Drinking Water Legislation Would Impact Fixtures
Responding to the high lead levels in the drinking water systems of Boston and the nation's capitol, Sen. Jim Jeffords (I-Vt.), ranking member of the Senate Environment and Public Works Committee, introduced legislation to overhaul the Safe Drinking Water Act. He was joined by Sen. Paul Sarbanes (D-Md.), Rep. Henry Waxman (D-Calif.) and Del. Eleanor Holmes Norton (D-D.C.).
“The Environmental Protection Agency estimates that our nation needs $265 billion to maintain and improve its drinking water infrastructure over the next 20 years,” Jeffords said. “If we don't address this, we'll be facing more and more health and environmental issues as our nation's water infrastructure degrades.”
The Lead-Free Drinking Water Bill of 2004 would place new responsibilities on the EPA and the nation's public water systems to ensure that public health is not compromised by lead in drinking water. It also would ban leaded plumbing fixtures and components, which, under the current law, are allowed to contain 8 percent lead.

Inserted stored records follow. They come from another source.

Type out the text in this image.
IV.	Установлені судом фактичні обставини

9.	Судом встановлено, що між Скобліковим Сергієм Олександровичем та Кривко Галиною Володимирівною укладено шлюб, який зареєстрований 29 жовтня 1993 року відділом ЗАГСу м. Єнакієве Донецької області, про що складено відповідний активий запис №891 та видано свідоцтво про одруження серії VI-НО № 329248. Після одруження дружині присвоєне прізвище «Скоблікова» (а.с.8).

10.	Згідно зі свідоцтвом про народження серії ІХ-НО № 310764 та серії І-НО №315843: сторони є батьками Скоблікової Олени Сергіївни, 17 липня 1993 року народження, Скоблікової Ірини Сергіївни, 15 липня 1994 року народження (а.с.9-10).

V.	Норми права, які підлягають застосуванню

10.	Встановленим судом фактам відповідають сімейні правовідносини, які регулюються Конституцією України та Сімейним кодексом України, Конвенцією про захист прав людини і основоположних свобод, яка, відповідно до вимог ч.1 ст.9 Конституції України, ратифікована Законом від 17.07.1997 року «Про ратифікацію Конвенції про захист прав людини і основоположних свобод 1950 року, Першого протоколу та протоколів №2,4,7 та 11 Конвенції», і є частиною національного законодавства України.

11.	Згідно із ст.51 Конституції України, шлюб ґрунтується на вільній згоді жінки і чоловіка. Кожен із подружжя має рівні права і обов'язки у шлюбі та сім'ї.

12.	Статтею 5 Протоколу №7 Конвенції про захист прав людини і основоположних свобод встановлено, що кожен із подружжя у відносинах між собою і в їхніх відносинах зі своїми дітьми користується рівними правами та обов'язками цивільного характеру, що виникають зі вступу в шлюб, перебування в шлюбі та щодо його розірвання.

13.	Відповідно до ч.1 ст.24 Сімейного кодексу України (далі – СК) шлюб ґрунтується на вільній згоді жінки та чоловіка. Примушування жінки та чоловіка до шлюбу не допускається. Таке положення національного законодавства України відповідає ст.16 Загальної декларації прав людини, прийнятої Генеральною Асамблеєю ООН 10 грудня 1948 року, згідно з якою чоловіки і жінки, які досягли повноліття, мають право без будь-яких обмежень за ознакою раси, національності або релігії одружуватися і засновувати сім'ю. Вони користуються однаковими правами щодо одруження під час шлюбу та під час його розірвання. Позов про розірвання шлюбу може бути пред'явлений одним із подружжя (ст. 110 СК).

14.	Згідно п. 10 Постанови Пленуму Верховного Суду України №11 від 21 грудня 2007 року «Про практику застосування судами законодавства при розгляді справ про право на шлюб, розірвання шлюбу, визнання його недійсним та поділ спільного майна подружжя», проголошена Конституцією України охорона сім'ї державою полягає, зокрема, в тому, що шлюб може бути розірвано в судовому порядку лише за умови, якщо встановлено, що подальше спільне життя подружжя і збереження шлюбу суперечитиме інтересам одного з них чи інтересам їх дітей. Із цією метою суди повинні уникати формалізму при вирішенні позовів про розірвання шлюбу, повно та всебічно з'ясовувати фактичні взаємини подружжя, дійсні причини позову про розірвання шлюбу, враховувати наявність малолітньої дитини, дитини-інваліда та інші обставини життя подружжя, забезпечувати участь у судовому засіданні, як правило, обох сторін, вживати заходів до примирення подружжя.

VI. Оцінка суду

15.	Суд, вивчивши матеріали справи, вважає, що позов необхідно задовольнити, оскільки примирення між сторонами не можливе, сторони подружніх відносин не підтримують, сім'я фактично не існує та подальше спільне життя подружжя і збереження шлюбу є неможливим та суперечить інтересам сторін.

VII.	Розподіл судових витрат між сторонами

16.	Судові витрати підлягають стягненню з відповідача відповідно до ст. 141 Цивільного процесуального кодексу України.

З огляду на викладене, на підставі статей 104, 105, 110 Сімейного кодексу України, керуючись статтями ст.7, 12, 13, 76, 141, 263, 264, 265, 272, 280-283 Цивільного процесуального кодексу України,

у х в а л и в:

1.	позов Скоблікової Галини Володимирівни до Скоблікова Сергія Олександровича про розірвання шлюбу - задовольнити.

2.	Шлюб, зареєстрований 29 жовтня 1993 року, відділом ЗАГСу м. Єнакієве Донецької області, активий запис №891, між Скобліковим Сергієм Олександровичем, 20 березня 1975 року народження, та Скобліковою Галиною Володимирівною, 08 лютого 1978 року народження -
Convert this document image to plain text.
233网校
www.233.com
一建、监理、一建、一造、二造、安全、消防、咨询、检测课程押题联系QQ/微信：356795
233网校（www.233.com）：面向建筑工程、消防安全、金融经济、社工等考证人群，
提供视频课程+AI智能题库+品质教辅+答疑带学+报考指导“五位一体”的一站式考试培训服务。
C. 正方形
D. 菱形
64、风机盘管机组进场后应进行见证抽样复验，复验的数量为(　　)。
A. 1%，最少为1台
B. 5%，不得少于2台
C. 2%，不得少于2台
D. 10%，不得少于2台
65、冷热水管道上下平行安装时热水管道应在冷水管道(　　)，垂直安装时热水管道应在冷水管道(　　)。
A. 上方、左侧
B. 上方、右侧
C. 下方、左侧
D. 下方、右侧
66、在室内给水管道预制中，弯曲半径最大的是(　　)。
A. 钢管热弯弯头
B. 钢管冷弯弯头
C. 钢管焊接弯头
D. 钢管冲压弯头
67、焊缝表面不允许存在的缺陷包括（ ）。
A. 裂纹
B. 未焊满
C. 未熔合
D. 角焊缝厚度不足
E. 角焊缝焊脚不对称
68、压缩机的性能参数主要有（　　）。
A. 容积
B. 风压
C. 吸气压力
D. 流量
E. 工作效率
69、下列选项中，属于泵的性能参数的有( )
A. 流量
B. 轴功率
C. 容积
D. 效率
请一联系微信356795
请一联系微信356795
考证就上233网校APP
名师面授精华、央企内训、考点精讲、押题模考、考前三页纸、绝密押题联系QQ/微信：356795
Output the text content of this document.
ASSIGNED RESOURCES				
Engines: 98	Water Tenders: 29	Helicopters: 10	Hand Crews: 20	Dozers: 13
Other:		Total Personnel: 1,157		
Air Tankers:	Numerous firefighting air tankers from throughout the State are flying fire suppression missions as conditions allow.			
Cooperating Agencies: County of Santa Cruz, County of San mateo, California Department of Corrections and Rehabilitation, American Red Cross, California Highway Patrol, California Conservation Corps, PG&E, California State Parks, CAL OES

Other proposed requirements include:
- Revision of the SDWA for lead in drinking water to ensure the protection of “vulnerable populations” - infants, children, pregnant women and breast-feeding mothers;
- Better notification by water utilities to residents whose water has high lead levels, provision of free filters for those residents, and replacement of all lead service lines on public and private property (even if the lead levels decline);
- Increased water testing and lead remediation in schools and day-care centers; and
- Increased federal funding to upgrade water distribution systems.
In March, the House Government Reform Committee called on the EPA to review the federal rules, reported the Washington Post. Other investigations into the issue have been launched by the General Accounting Office, the D.C. inspector general and a law firm hired by the WASA board of directors.